Re: [PATCH 5/5] xfs: log recovery lsn ordering needs uuid check

To: Dave Chinner <david@xxxxxxxxxxxxx>
Subject: Re: [PATCH 5/5] xfs: log recovery lsn ordering needs uuid check
From: Ben Myers <bpm@xxxxxxx>
Date: Tue, 24 Sep 2013 12:14:46 -0500
Cc: xfs@xxxxxxxxxxx
Delivered-to: xfs@xxxxxxxxxxx
In-reply-to: <1380002476-18839-6-git-send-email-david@xxxxxxxxxxxxx>
References: <1380002476-18839-1-git-send-email-david@xxxxxxxxxxxxx> <1380002476-18839-6-git-send-email-david@xxxxxxxxxxxxx>
User-agent: Mutt/1.5.20 (2009-06-14)
On Tue, Sep 24, 2013 at 04:01:16PM +1000, Dave Chinner wrote:
> From: Dave Chinner <dchinner@xxxxxxxxxx>
> After a fair number of xfstests runs, xfs/182 started to fail
> regularly with a corrupted directory - a directory read verifier was
> failing after recovery because it found a block with a XARM magic
> number (remote attribute block) rather than a directory data block.
> The first time I saw this repeated failure I did /something/ and the
> problem went away, so I was never able to find the underlying
> problem. Test xfs/182 failed again today, and I found the root
> cause before I did /something else/ that made it go away.

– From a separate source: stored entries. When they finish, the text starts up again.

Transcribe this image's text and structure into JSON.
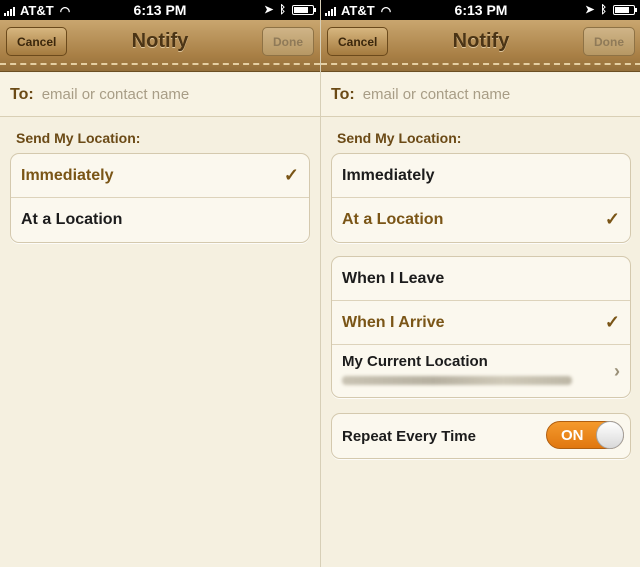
{
  "status_bar": {
    "carrier": "AT&T",
    "time": "6:13 PM"
  },
  "screens": [
    {
      "nav": {
        "cancel_label": "Cancel",
        "title": "Notify",
        "done_label": "Done"
      },
      "to": {
        "label": "To:",
        "placeholder": "email or contact name"
      },
      "section_header": "Send My Location:",
      "options": [
        {
          "label": "Immediately",
          "selected": true
        },
        {
          "label": "At a Location",
          "selected": false
        }
      ]
    },
    {
      "nav": {
        "cancel_label": "Cancel",
        "title": "Notify",
        "done_label": "Done"
      },
      "to": {
        "label": "To:",
        "placeholder": "email or contact name"
      },
      "section_header": "Send My Location:",
      "options": [
        {
          "label": "Immediately",
          "selected": false
        },
        {
          "label": "At a Location",
          "selected": true
        }
      ],
      "location_options": [
        {
          "label": "When I Leave",
          "selected": false
        },
        {
          "label": "When I Arrive",
          "selected": true
        }
      ],
      "current_location": {
        "label": "My Current Location"
      },
      "repeat": {
        "label": "Repeat Every Time",
        "state": "ON"
      }
    }
  ],
  "glyphs": {
    "check": "✓",
    "chevron": "›"
  },
  "colors": {
    "accent": "#7a5516",
    "toggle_on": "#f08a1e",
    "nav_leather": "#b08a50"
  }
}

> Tracing indicated that the block in question was being correctly
> logged, the log was being flushed by sync, but the buffer was not
> being written back before the shutdown occurred. Tracing also
> indicated that log recovery was also reading the block, but then
> never writing it before log recovery invalidated the cache,
> indicating that it was not modified by log recovery.
> More detailed analysis of the corpse indicated that the filesystem
> had a uuid of "a4131074-1872-4cac-9323-2229adbcb886" but the XARM
> block had a uuid of "8f32f043-c3c9-e7f8-f947-4e7f989c05d3", which
> indicated it was a block from an older filesystem. The reason that
> log recovery didn't replay it was that the LSN in the XARM block was
> larger than the LSN of the transaction being replayed, and so the
> block was not overwritten by log recovery.

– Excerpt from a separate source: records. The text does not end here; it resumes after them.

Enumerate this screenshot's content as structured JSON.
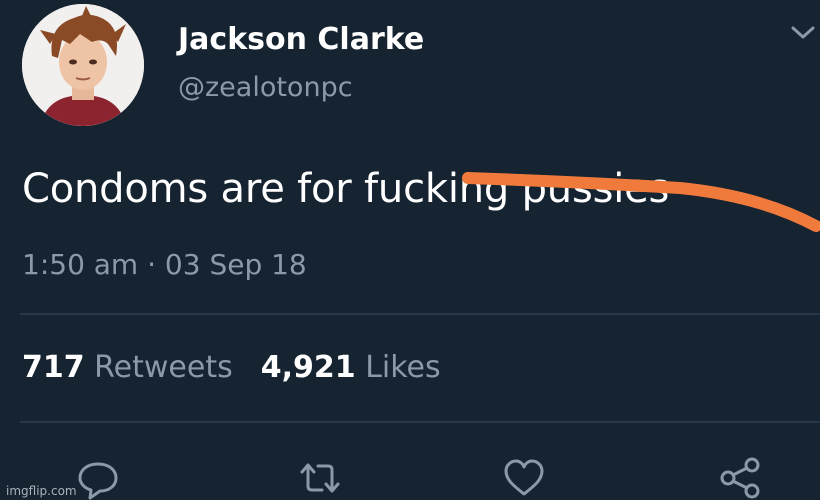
{
  "tweet": {
    "author": {
      "display_name": "Jackson Clarke",
      "handle": "@zealotonpc",
      "avatar": "cartoon-avatar"
    },
    "text": "Condoms are for fucking pussies",
    "timestamp": "1:50 am · 03 Sep 18",
    "stats": {
      "retweets_count": "717",
      "retweets_label": "Retweets",
      "likes_count": "4,921",
      "likes_label": "Likes"
    },
    "actions": [
      {
        "name": "reply",
        "icon": "comment-icon"
      },
      {
        "name": "retweet",
        "icon": "retweet-icon"
      },
      {
        "name": "like",
        "icon": "heart-icon"
      },
      {
        "name": "share",
        "icon": "share-icon"
      }
    ]
  },
  "watermark": "imgflip.com",
  "colors": {
    "background": "#162331",
    "secondary_text": "#8a9aa8",
    "strike_mark": "#f07a3c"
  }
}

> Hence, log recovery cant blindly trust the magic number and LSN in
> the block - it must verify that it belongs to the filesystem being
> recovered before using the LSN. i.e. if the UUIDs don't match, we
> need to unconditionally recovery the change held in the log.
> This patch was first tested on a block device that was repeatedly
> causing xfs/182 to fail with the same failure on the same block with
> the same directory read corruption signature (i.e. XARM block). It
> did not fail, and hasn't failed since.
> Signed-off-by: Dave Chinner <dchinner@xxxxxxxxxx>

Looks good to me.
Reviewed-by: Ben Myers <bpm@xxxxxxx>